House Speaker Tim Moore, a Cleveland County Republican, said in a statement later Tuesday that lawmakers for now “should remain focused on praying for the victims’ families and supporting law enforcement rather than seizing the moment for a political debate.”

“We need to allow law enforcement to complete their investigation before jumping to any conclusions about policy changes,” Moore added.

Some Democratic legislative proposals stand little chance of passage when lawmakers reconvene later this year or in the new session in January. They include background checks for all gun sales and barring people under 21 from owning assault-style weapons.

Democratic speakers said Tuesday that they were hopeful for bipartisan support on expanding further mental health services for young people, including those through schools. The two-year state budget approved in late 2021 provided funds for schools to hire the equivalent of 115 additional school psychologists. Blue said the school psychologist-to-student ratio in public schools remains low.

Democrats believe there is some Republican interest in creating a legal process for the removal of firearms from someone believed to be an extreme risk of harming themselves or others. Sweeping gun violence prevention legislation passed by Congress with support of some Republicans following the Uvalde shootings provides grants to states that initiate what also are known as “red flag” laws.

“I think I am starting to hear more willingness by others to engage in conversation,” said Rep. Marcia Morey, a Durham County Democrat.
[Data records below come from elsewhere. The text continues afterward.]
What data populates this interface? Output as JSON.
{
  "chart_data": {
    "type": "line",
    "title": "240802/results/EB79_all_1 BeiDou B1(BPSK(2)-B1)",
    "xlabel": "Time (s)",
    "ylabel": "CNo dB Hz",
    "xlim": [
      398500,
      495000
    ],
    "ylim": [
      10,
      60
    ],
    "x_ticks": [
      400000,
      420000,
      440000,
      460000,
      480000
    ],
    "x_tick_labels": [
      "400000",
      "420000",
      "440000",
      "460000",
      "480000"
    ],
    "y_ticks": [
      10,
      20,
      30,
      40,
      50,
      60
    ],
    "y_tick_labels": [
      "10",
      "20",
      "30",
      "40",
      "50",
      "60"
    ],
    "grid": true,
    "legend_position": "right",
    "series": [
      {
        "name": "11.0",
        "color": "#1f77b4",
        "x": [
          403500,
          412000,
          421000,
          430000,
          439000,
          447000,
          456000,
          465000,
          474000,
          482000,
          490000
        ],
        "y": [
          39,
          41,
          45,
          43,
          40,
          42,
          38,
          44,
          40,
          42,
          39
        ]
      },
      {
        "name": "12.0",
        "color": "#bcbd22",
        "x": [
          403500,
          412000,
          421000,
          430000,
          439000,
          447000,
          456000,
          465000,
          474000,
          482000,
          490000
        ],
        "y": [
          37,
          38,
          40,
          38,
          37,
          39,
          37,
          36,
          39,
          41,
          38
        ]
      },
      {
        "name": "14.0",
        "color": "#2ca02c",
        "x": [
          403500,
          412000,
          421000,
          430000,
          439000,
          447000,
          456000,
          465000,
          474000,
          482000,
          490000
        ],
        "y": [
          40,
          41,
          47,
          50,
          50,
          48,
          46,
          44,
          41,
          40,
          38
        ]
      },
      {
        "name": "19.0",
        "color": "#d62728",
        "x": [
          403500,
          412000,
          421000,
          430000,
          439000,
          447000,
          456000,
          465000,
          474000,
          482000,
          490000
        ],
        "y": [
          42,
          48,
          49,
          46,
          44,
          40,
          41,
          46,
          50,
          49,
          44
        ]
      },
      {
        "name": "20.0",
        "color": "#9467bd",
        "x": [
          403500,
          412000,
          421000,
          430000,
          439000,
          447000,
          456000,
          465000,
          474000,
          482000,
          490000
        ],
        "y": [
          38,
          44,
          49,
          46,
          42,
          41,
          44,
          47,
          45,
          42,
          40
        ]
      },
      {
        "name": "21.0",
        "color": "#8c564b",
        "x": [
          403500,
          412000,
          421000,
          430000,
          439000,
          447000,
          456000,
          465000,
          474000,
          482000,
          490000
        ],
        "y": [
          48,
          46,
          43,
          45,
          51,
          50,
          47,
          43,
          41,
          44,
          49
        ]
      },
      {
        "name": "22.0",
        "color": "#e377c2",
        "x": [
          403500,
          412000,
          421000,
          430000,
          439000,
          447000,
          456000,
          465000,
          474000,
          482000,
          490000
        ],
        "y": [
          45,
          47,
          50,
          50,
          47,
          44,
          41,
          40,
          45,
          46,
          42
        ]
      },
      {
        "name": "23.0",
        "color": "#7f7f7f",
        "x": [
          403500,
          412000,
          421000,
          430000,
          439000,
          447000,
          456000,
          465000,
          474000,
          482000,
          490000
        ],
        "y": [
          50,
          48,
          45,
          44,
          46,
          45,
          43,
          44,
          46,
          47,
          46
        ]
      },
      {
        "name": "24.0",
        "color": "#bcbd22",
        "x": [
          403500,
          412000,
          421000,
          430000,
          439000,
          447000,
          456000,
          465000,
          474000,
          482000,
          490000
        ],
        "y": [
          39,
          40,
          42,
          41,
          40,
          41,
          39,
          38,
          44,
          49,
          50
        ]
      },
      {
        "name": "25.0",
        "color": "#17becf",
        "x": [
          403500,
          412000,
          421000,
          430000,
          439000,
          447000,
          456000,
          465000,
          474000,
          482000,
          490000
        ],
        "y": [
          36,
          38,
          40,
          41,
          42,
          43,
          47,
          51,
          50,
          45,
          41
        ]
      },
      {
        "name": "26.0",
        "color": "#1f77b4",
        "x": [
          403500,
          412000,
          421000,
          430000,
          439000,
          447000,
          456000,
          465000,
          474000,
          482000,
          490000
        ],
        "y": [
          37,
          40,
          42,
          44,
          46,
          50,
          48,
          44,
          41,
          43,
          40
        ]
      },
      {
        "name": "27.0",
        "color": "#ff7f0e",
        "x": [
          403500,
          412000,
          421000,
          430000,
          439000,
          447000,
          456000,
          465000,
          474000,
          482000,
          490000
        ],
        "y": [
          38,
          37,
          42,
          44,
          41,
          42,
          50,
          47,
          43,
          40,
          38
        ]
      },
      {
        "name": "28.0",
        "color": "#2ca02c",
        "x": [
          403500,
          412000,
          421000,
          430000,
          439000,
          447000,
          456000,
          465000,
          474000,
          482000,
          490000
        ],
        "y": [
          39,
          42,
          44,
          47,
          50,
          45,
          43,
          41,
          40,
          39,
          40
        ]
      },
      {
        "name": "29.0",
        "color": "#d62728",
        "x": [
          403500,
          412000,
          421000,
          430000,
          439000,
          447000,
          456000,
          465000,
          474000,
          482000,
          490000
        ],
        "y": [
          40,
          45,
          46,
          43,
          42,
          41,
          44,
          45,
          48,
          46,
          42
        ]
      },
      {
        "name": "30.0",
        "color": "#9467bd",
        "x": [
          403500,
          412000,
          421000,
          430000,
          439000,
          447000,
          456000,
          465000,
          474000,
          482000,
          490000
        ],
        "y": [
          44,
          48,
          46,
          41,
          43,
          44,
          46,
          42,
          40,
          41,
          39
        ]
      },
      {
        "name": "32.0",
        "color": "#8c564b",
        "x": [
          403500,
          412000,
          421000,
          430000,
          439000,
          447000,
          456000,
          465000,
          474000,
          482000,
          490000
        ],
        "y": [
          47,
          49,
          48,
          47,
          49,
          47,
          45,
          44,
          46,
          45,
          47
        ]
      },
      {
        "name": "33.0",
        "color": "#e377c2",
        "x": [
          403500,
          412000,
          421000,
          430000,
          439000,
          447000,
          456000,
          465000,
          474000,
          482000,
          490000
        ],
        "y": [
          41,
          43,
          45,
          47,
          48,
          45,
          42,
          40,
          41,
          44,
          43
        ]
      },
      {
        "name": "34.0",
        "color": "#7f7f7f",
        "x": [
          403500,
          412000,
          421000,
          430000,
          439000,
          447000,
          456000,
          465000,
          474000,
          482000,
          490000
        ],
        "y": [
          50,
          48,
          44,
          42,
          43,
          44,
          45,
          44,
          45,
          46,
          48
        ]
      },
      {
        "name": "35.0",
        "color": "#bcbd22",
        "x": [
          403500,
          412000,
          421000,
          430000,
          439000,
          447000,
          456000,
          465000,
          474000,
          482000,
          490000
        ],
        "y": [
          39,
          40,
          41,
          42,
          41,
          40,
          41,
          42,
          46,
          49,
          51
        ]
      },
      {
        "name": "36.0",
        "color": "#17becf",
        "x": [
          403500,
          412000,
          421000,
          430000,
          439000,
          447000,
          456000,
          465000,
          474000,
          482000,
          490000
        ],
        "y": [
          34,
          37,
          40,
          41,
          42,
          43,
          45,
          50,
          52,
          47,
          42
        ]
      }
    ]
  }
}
She acknowledged later that such a legal process wouldn’t apply to juveniles, but other laws could be implemented to discourage gun access for youth.

That could include a bipartisan House measure, approved by a near-unanimous margin last year, that would direct and fund a two-year education campaign on the safe storage of firearms, including ways to receive a free gun lock.

State Sen. Bobby Hanig, a Pasquotank County Republican who sponsored the bill when he served in the House until recently, is strongly opposed to restrictive gun measures. Hanig said the education campaign is about increasing the probability that gun owners will use common sense and keep weapons securely away from someone who might want to do harm to themselves.

“If the gun is put away and it’s in a safe, we’ve just saved somebody’s life,” Hanig said.